- A polarização política atual torna os conceitos de “esquerda” e “direita” confusos.
- Historicamente, a esquerda se associava à democracia e coletivismo, enquanto a direita estava ligada ao elitismo e nacionalismo.
- A esquerda é criticada por antissemitismo, especialmente em relação ao apoio a causas palestinas.
- A direita é acusada de hipocrisia ao se apresentar como defensora da liberdade de expressão, apesar de seu apoio a uma ditadura por 21 anos.
- A cultura de cancelamento afeta ambos os lados, dificultando o diálogo e a pluralidade na sociedade.

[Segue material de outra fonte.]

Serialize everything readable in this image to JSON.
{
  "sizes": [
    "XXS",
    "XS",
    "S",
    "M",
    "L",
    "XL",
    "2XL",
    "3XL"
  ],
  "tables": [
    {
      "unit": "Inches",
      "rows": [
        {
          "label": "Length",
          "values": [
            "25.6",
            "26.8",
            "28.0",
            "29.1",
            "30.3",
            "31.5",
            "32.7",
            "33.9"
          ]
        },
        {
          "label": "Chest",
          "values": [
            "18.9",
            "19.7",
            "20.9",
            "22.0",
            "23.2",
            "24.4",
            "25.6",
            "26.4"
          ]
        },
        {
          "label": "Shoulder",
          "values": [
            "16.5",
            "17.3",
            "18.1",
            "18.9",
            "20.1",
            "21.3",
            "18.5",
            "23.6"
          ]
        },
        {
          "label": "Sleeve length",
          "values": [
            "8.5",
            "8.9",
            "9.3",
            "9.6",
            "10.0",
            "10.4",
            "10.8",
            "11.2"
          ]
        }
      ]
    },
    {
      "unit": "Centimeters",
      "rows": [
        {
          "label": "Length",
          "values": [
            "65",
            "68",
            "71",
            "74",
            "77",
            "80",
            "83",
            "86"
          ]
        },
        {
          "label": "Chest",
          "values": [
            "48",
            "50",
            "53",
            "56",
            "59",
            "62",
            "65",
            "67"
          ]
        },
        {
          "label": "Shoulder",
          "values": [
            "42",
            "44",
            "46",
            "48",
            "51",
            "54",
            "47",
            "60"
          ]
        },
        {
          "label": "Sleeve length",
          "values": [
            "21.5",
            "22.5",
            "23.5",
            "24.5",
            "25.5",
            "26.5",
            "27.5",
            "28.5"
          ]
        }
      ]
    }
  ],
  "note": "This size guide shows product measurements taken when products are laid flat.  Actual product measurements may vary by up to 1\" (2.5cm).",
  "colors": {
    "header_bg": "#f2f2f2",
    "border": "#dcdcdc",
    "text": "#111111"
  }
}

A polarização política contemporânea revela um cenário complexo, onde os conceitos de “esquerda” e “direita” se tornaram nebulosos. Historicamente, esses termos surgiram na França do século XVIII, com a esquerda associada à democracia e coletivismo, enquanto a direita se vinculava ao elitismo e nacionalismo. No entanto, essa dicotomia se desfez, dando lugar a um ambiente de iliberalismo.
Atualmente, a esquerda enfrenta críticas por seu suposto antissemitismo, especialmente em relação ao apoio a causas palestinas, enquanto a direita é acusada de hipocrisia ao se posicionar como defensora da liberdade de expressão. Essa contradição se torna evidente quando se observa que a direita, que apoiou uma ditadura por 21 anos, agora se apresenta como vítima de uma “ditadura da toga”.
A análise do pensador Augusto de Franco sugere uma nova perspectiva: a divisão entre liberais e iliberais. Os liberais, sejam progressistas ou conservadores, defendem a democracia e a pluralidade. Em contrapartida, os iliberais tendem ao autoritarismo e ao populismo, colocando figuras como Lula, Bolsonaro e Trump no mesmo espectro.
Esse cenário é agravado por uma cultura de cancelamento em ambos os lados, onde a arte é reduzida a proselitismo e a divergências de opinião são tratadas com hostilidade. A defesa da liberdade de expressão se torna seletiva, e a busca por um diálogo construtivo parece cada vez mais distante. A sociedade, que deveria controlar o governo, se vê em um impasse, com cadeiras vazias no espaço do debate democrático.